Good evening!
A mixed bag of reading this week, as well as a mixed bag of a week -- I’ve had some wisdom tooth troubles, which has been incredibly unpleasant. It did mean that I was relegated to the sofa for a full day yesterday and made a good dent into one of my reads, so I guess that’s a silver lining (would have preferred to not have the toothache, obv).
If you’d like to buy me a coffee, on Ko-Fi, you can do here 🙂
What I’ve been reading this week and what I think about it
I don’t often abandon books that I’m reading, but in the case of Rachel Cusk’s Coventry (2019), I had to for my sanity. I’ve previously read Outline (2014), which I liked a lot, and The Last Supper (2009), which I Iiked less.Outline I thought was intelligent and interesting; The Last Supper I thought dragged a bit but had real bright moments, such as Cusk’s reflection on shopping in supermarkets in foreign countries and how unmoored you can feel looking at ingredients that are unrecognisable to you, without the safety net of a written explanation. Coventry was just dull and dare I say it, self-indulgent.
It’s made up of essays that don’t really have a connection to one another, apart from a deep-seated resentment of her mother that she somehow brings into every subject she’s talking about. I honestly could not tell you what the central thread of the essays were, both at a book-length level, or the essays themselves. She often brings up subjects and her thoughts on them, and just kind of lets them trail off, with no conclusions. It’s very ‘and that could mean this…or perhaps this…anyway my mum is a bitch.’ I read 100 pages of it, which was largely made up of the first section, and then moved on to the second section which was cultural criticism. Turns out her cultural criticism is just as nonsensical as her personal essays so I closed the book and put it on the ‘to be donated’ pile.
I then picked up Ingrid Bergman’s My Story (1980), which was written with Alan Burgess. When I found this book in a second-hand shop, I was intrigued by how this was an autobiography written ‘with’ another writer, and wondered if that meant a ghost writer, and wondered why it would be presented like that. As a matter of fact, Bergman details how she did not feel confident in writing her story herself, so she enlisted the help of a writer to assist her. This makes for an interesting text in that there are parts that are written by her, parts from her old diaries, and parts in the third-person detailing the facts of her life, written by Burgess. It feels as though Bergman sat and gave a semi-detailed overview of her life to Burgess, talking about her feelings and the real events of certain times, which he’s transcribed and put down. It also feels as though he has gone and done the research about these periods that she talks about, getting relevant newspaper articles and reviews and slotting them into the story to create a full picture. I haven’t read anything quite like this in non-fiction, apart from maybe Jean Stein’s West of Eden (2016), but that is deliberately made up of lots and lots of anecdotes from a large cast of people. I thought it would be a bit strange when I started out, but it’s actually been pretty seamless and I’m enjoying it a lot.

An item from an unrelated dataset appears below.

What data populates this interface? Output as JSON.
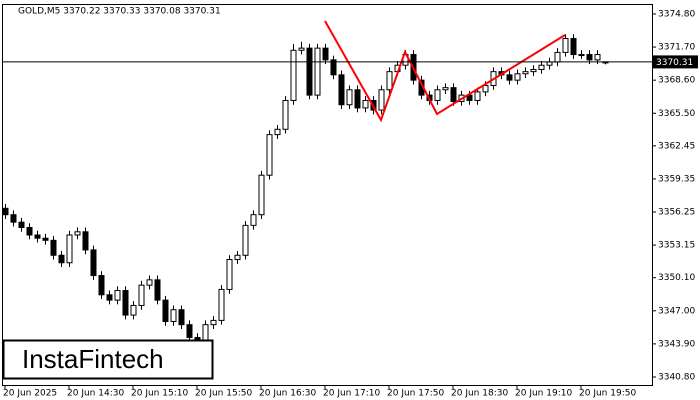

I’m up to the end of Bergman’s first marriage, at the end of World War Two. I find this period very intriguing, and it is especially intriguing coming from the perspective of a European person living in America. The Hollywood of this period was in a strange place, hyper-aware of what it was putting out and how that translated into the Home Front spirit. It was also a period in which there was a lot of glamour -- I’m absolutely eating up anecdotes about her being in Paris at the close of the war and being sent a note from two strangers who saw her passing in the hotel lobby, and of big parties in Beverly Hills, and how she was harassed by several men in Hollywood to get a mink coat. Movie stars! What has happened to them!
When I’ve been reading My Story, I’ve found myself incredibly engrossed and unable to get up to do something else that I need to do until I’ve finished a chapter or section. The last time I had that was with Gavin Lambert’s Inside Daisy Clover (1965) and Jean Stein’s West of Eden, both of which are about the Golden era of Hollywood. I feel like I could read any book on this period and just inhale it, I love it so much. I’ve been thinking about this -- I obviously love the films from this period, but I think the inner-workings of it hold a real fascination. It’s like a lost world, almost. I am currently (trying) to write a novel set in this period, and these kinds of books really give me a lot to go on. I also forgot to mention it last week but I wrote about the history of strikes in Hollywood for Little White Lies.
Books on my radar
I’ll probs continue on in this streak of Hollywood reading -- I’ve got a lot of books on it, but I’m gravitating towards Charlie Chaplin’s My Autobiography (1964). I absolutely love Charlie Chaplin (and yes before you think it I know he was a bit of a bastard in his private life, but he was a genius, thank you).